En cuanto a la estructura de los dominios podemos definir dos áreas diferenciadas: un sector interior (intus), donde se concentran las instalaciones, iglesia y si hubiese los huertos, y un espacio externo (foris) y más extenso, de aprovechamiento agropecuario. Los molinos eran una solución costosa que sólo estaba al alcance de los grandes propietarios o de una comunidad campesina libre. También podíamos encontrar salinas, imprescindibles para la conservación del pescado, muy presente en la dieta monástica, y las viñas, cuya importancia fue creciendo con el tiempo.

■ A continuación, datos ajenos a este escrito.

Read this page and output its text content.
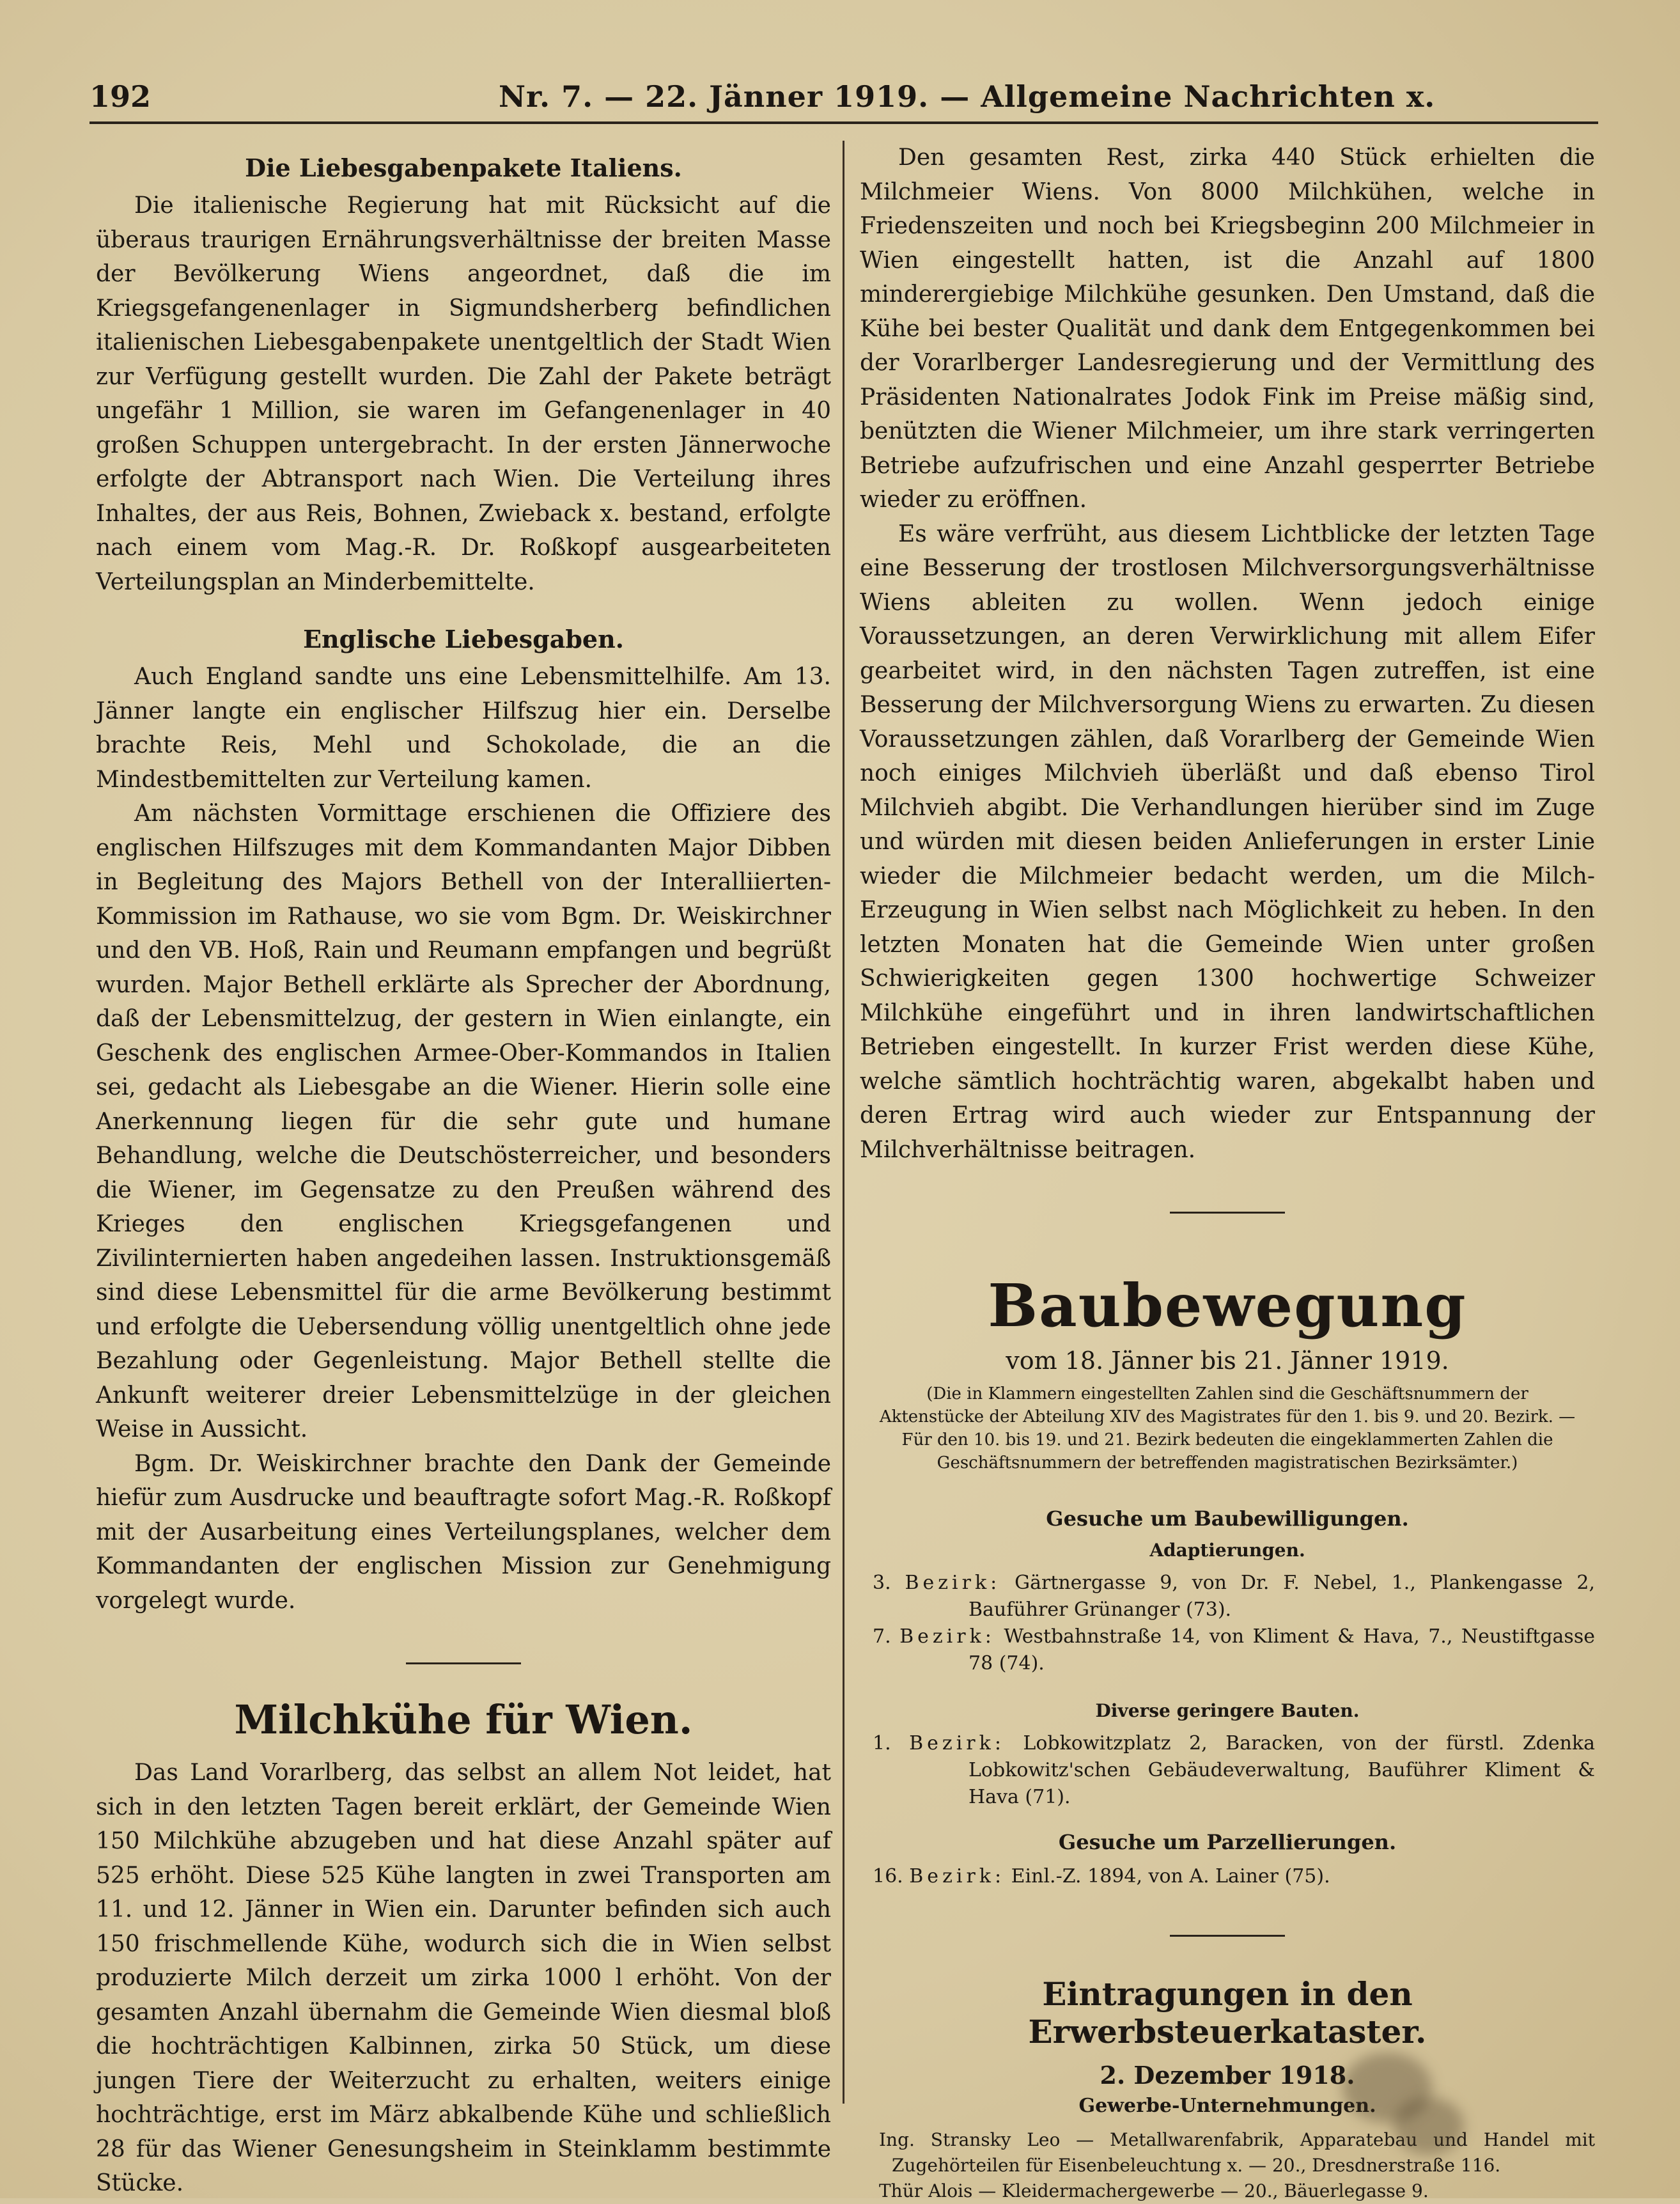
192	Nr. 7. — 22. Jänner 1919. — Allgemeine Nachrichten x.
Die Liebesgabenpakete Italiens.

Die italienische Regierung hat mit Rücksicht auf die überaus traurigen Ernährungsverhältnisse der breiten Masse der Bevölkerung Wiens angeordnet, daß die im Kriegsgefangenenlager in Sigmundsherberg befindlichen italienischen Liebesgabenpakete unentgeltlich der Stadt Wien zur Verfügung gestellt wurden. Die Zahl der Pakete beträgt ungefähr 1 Million, sie waren im Gefangenenlager in 40 großen Schuppen untergebracht. In der ersten Jännerwoche erfolgte der Abtransport nach Wien. Die Verteilung ihres Inhaltes, der aus Reis, Bohnen, Zwieback x. bestand, erfolgte nach einem vom Mag.-R. Dr. Roßkopf ausgearbeiteten Verteilungsplan an Minderbemittelte.

Englische Liebesgaben.

Auch England sandte uns eine Lebensmittelhilfe. Am 13. Jänner langte ein englischer Hilfszug hier ein. Derselbe brachte Reis, Mehl und Schokolade, die an die Mindestbemittelten zur Verteilung kamen.

Am nächsten Vormittage erschienen die Offiziere des englischen Hilfszuges mit dem Kommandanten Major Dibben in Begleitung des Majors Bethell von der Interalliierten-Kommission im Rathause, wo sie vom Bgm. Dr. Weiskirchner und den VB. Hoß, Rain und Reumann empfangen und begrüßt wurden. Major Bethell erklärte als Sprecher der Abordnung, daß der Lebensmittelzug, der gestern in Wien einlangte, ein Geschenk des englischen Armee-Ober-Kommandos in Italien sei, gedacht als Liebesgabe an die Wiener. Hierin solle eine Anerkennung liegen für die sehr gute und humane Behandlung, welche die Deutschösterreicher, und besonders die Wiener, im Gegensatze zu den Preußen während des Krieges den englischen Kriegsgefangenen und Zivilinternierten haben angedeihen lassen. Instruktionsgemäß sind diese Lebensmittel für die arme Bevölkerung bestimmt und erfolgte die Uebersendung völlig unentgeltlich ohne jede Bezahlung oder Gegenleistung. Major Bethell stellte die Ankunft weiterer dreier Lebensmittelzüge in der gleichen Weise in Aussicht.

Bgm. Dr. Weiskirchner brachte den Dank der Gemeinde hiefür zum Ausdrucke und beauftragte sofort Mag.-R. Roßkopf mit der Ausarbeitung eines Verteilungsplanes, welcher dem Kommandanten der englischen Mission zur Genehmigung vorgelegt wurde.

Milchkühe für Wien.

Das Land Vorarlberg, das selbst an allem Not leidet, hat sich in den letzten Tagen bereit erklärt, der Gemeinde Wien 150 Milchkühe abzugeben und hat diese Anzahl später auf 525 erhöht. Diese 525 Kühe langten in zwei Transporten am 11. und 12. Jänner in Wien ein. Darunter befinden sich auch 150 frischmellende Kühe, wodurch sich die in Wien selbst produzierte Milch derzeit um zirka 1000 l erhöht. Von der gesamten Anzahl übernahm die Gemeinde Wien diesmal bloß die hochträchtigen Kalbinnen, zirka 50 Stück, um diese jungen Tiere der Weiterzucht zu erhalten, weiters einige hochträchtige, erst im März abkalbende Kühe und schließlich 28 für das Wiener Genesungsheim in Steinklamm bestimmte Stücke.

Den gesamten Rest, zirka 440 Stück erhielten die Milchmeier Wiens. Von 8000 Milchkühen, welche in Friedenszeiten und noch bei Kriegsbeginn 200 Milchmeier in Wien eingestellt hatten, ist die Anzahl auf 1800 minderergiebige Milchkühe gesunken. Den Umstand, daß die Kühe bei bester Qualität und dank dem Entgegenkommen bei der Vorarlberger Landesregierung und der Vermittlung des Präsidenten Nationalrates Jodok Fink im Preise mäßig sind, benützten die Wiener Milchmeier, um ihre stark verringerten Betriebe aufzufrischen und eine Anzahl gesperrter Betriebe wieder zu eröffnen.

Es wäre verfrüht, aus diesem Lichtblicke der letzten Tage eine Besserung der trostlosen Milchversorgungsverhältnisse Wiens ableiten zu wollen. Wenn jedoch einige Voraussetzungen, an deren Verwirklichung mit allem Eifer gearbeitet wird, in den nächsten Tagen zutreffen, ist eine Besserung der Milchversorgung Wiens zu erwarten. Zu diesen Voraussetzungen zählen, daß Vorarlberg der Gemeinde Wien noch einiges Milchvieh überläßt und daß ebenso Tirol Milchvieh abgibt. Die Verhandlungen hierüber sind im Zuge und würden mit diesen beiden Anlieferungen in erster Linie wieder die Milchmeier bedacht werden, um die Milch-Erzeugung in Wien selbst nach Möglichkeit zu heben. In den letzten Monaten hat die Gemeinde Wien unter großen Schwierigkeiten gegen 1300 hochwertige Schweizer Milchkühe eingeführt und in ihren landwirtschaftlichen Betrieben eingestellt. In kurzer Frist werden diese Kühe, welche sämtlich hochträchtig waren, abgekalbt haben und deren Ertrag wird auch wieder zur Entspannung der Milchverhältnisse beitragen.

Baubewegung

vom 18. Jänner bis 21. Jänner 1919.

(Die in Klammern eingestellten Zahlen sind die Geschäftsnummern der Aktenstücke der Abteilung XIV des Magistrates für den 1. bis 9. und 20. Bezirk. — Für den 10. bis 19. und 21. Bezirk bedeuten die eingeklammerten Zahlen die Geschäftsnummern der betreffenden magistratischen Bezirksämter.)

Gesuche um Baubewilligungen.

Adaptierungen.

3. Bezirk: Gärtnergasse 9, von Dr. F. Nebel, 1., Plankengasse 2, Bauführer Grünanger (73).

7. Bezirk: Westbahnstraße 14, von Kliment & Hava, 7., Neustiftgasse 78 (74).

Diverse geringere Bauten.

1. Bezirk: Lobkowitzplatz 2, Baracken, von der fürstl. Zdenka Lobkowitz'schen Gebäudeverwaltung, Bauführer Kliment & Hava (71).

Gesuche um Parzellierungen.

16. Bezirk: Einl.-Z. 1894, von A. Lainer (75).

Eintragungen in den Erwerbsteuerkataster.

2. Dezember 1918.

Gewerbe-Unternehmungen.

Ing. Stransky Leo — Metallwarenfabrik, Apparatebau und Handel mit Zugehörteilen für Eisenbeleuchtung x. — 20., Dresdnerstraße 116.

Thür Alois — Kleidermachergewerbe — 20., Bäuerlegasse 9.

El modo de explotación agrícola propio de los dominios señoriales, supuso la división del terrazgo en dos espacios bien diferenciados, la reserva señorial situada en torno al coto del monasterio, y los mansos. Los mansos estaban localizados de forma muy dispersa, los campesinos asentados en los mansos, de cuyo cultivo vivían con sus familias, dedicaban el excedente de su trabajo a faenar en las tierras de la reserva señorial en determinados días del año. Los campesinos, además, contribuían al sustento de los titulares del dominio – monasterio o iglesia episcopal-, a través del pago de rentas normalmente reducidas. Al conjunto de esos impuestos denominados foros o usos, se sumaban otros derechos señoriales, como los monopolios de los molinos, las fraguas y los hornos, que los habitantes podían utilizar a cambio de un precio.

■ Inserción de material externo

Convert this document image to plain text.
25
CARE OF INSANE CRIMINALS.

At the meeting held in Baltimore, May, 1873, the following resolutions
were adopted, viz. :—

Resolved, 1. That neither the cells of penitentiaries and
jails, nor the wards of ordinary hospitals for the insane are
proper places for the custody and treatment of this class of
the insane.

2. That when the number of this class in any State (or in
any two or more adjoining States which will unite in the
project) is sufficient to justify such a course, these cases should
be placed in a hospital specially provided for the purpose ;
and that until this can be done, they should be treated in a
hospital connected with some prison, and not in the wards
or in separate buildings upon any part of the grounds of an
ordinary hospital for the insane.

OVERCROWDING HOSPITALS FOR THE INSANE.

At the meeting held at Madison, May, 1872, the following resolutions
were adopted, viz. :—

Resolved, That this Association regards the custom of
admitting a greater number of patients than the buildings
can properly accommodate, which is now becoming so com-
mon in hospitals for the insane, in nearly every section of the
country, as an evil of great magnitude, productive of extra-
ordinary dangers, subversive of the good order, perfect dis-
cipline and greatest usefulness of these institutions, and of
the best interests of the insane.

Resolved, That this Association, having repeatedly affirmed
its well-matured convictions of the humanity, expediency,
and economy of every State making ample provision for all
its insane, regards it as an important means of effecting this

Los pobladores de los mansos solían proceder de núcleos ya existentes en el entorno de los monasterios y que estaban bajo la autoridad del abad. En una primera etapa se distinguen dos clases de mansos: libres (solares) y serviles (casares o casales). Los primeros eran más extensos, mejor dotados y cultivados por hombres libres vinculados al monasterio, los collazos. Tenían libertad de movimiento, pero si abandonaban el señorío perdían sus bienes raíces. Los mansos serviles, de menos tamaño, eran ocupados por siervos adscritos a la tierra. Una categoría distinta, tenían los hombres que desempeñaban oficios de cierta especialización en las dependencias del coto, solían ser civiles, cuya adscripción al monasterio era rigurosa, incluso hereditaria.
Otra forma de explotación del dominio fue la de formalizar un contrato agrario para la explotación agrícola de territorios cedidos al monasterio u obispado. En los señoríos episcopales abundaban lotes de terrenos cedidos a vasallos para su explotación a cambio de una renta.

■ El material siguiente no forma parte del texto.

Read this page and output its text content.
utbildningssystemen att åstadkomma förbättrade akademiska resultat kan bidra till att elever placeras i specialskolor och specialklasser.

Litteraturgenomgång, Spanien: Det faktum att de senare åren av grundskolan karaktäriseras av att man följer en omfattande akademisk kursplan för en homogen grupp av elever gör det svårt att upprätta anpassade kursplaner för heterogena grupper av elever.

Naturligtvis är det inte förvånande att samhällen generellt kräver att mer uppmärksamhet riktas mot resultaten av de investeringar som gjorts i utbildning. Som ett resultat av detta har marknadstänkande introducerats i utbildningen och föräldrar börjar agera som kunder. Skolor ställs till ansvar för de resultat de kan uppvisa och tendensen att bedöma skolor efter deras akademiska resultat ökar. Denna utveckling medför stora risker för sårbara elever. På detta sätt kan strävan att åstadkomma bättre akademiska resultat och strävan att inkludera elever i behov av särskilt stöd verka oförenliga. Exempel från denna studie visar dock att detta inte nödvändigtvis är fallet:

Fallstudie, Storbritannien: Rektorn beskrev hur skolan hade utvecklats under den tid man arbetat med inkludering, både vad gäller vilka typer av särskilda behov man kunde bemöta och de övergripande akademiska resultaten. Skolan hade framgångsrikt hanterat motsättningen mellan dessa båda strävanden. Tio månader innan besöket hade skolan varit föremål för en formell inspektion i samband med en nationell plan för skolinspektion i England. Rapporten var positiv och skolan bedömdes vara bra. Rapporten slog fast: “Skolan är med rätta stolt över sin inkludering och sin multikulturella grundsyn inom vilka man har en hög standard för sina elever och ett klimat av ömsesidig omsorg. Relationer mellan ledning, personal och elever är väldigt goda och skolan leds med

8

Los titulares de los dominios eclesiásticos comenzaron a recibir, además de propiedades territoriales, capacitaciones jurisdiccionales en virtud de las cuales, las tierras y los hombres dependientes de su perímetro, y que hasta entonces habían dependido del rey, quedaban supeditados a ciertos efectos a la autoridad de la comunidad monástica, o del obispo. Por influencia del modelo francés, las concesiones de este tipo se generalizaron a lo largo del siglo XI y XII.